The evening reminded me that I should update this thread about Don’s experience with the Lingraphica. First I need to say that “V” (one of the guys who came over) got a Lingraphica at the same time that Don did and we four (me, Don, V and his wife) all trained on one at the same time on during speech classes. So naturally the topic came up of “how are you doing?” Well, it seems that the other couple hasn’t touched their machine. She can’t figure out how to program in the customized practice sentences! She doesn’t have any computer skills---not that you need a lot for this machine---and she hasn’t called their support line for help.
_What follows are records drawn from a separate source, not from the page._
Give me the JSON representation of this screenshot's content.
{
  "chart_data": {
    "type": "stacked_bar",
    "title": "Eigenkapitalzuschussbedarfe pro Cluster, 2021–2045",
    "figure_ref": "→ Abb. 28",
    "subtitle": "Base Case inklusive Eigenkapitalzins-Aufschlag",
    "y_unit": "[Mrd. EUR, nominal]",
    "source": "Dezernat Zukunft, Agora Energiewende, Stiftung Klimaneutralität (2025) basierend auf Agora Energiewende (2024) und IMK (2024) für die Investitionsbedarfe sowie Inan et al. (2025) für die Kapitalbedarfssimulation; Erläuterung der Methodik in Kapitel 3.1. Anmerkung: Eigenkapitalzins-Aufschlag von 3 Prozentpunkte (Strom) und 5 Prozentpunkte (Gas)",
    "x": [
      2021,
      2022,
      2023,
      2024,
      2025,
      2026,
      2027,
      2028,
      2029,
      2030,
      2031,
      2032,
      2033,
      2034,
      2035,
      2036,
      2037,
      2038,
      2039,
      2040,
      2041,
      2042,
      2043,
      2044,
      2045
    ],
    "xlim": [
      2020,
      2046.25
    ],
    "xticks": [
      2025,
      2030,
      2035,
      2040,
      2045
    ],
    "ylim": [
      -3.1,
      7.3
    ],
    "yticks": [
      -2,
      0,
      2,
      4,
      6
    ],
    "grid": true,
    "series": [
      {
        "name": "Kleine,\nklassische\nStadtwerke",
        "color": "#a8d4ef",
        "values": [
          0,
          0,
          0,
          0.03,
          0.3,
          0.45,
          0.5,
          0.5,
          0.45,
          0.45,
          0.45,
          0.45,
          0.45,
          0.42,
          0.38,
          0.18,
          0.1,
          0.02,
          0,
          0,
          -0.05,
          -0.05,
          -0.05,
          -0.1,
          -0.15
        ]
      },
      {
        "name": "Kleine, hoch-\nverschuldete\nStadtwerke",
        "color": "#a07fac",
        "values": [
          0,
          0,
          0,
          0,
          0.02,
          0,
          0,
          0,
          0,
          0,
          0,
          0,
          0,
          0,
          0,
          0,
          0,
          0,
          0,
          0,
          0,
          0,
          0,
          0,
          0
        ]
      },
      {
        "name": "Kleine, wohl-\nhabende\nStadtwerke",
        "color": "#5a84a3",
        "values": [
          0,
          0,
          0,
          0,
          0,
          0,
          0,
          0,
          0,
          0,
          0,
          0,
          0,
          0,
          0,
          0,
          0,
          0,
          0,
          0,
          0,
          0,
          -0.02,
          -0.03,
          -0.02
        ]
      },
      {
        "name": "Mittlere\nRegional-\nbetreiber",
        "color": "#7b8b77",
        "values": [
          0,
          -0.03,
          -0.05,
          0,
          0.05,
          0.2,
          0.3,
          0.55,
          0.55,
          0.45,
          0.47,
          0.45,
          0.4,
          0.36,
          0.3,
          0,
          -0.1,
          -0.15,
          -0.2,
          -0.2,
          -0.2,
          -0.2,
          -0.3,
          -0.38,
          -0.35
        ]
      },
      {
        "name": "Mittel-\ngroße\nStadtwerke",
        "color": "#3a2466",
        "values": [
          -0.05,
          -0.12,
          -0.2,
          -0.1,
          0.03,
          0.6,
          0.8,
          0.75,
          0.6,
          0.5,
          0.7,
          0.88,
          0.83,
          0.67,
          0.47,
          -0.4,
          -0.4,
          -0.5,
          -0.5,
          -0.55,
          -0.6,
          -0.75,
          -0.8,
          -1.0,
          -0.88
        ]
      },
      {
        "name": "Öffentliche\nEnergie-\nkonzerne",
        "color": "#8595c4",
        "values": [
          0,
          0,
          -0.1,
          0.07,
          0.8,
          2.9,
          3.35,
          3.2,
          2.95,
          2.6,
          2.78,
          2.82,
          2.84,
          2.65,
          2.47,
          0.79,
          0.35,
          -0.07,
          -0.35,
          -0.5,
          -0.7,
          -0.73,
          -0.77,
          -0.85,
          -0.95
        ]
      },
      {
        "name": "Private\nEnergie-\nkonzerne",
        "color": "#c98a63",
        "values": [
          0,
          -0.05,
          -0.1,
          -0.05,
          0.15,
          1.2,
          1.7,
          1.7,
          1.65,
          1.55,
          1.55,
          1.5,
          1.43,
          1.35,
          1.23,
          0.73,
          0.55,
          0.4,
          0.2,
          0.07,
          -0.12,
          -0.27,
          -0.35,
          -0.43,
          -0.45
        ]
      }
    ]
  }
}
Hopefully, she’ll call and have their tech guy walk her through the steps.
Don, on the other hand, has over a hundred practice sentences in his laptop in addition to the practice stuff pre-programmed into it. He’s been doing an hour per session, about four times a week. I’ve been trying to nag and bully him into working on the machine six times a week, but so far I’m losing that battle. Is there progress in his speech? I’m pretty sure there is. In day-to-day life he’s getting out more particle sentences---two and three words strung together. Nothing major, but several a day. He’s even getting out one or two full sentences on his own every day like, “Turn it on" and "I don't know.” And queuing him for full sentences seems to be moving along faster. Like all of us dealing with speech issues, it’s often hard to judge progress because we’re with our spouses so much.
The six of us all getting together next month for cards again at one of the other couple’s house, so I’ll update again then.
NOTE: Part 4 of this diary is the last of the entries that I've moved to another site to protect them from getting deleted off a message board for being old. For classes Don's had after this, they are mixed up in my archived entries in this blog.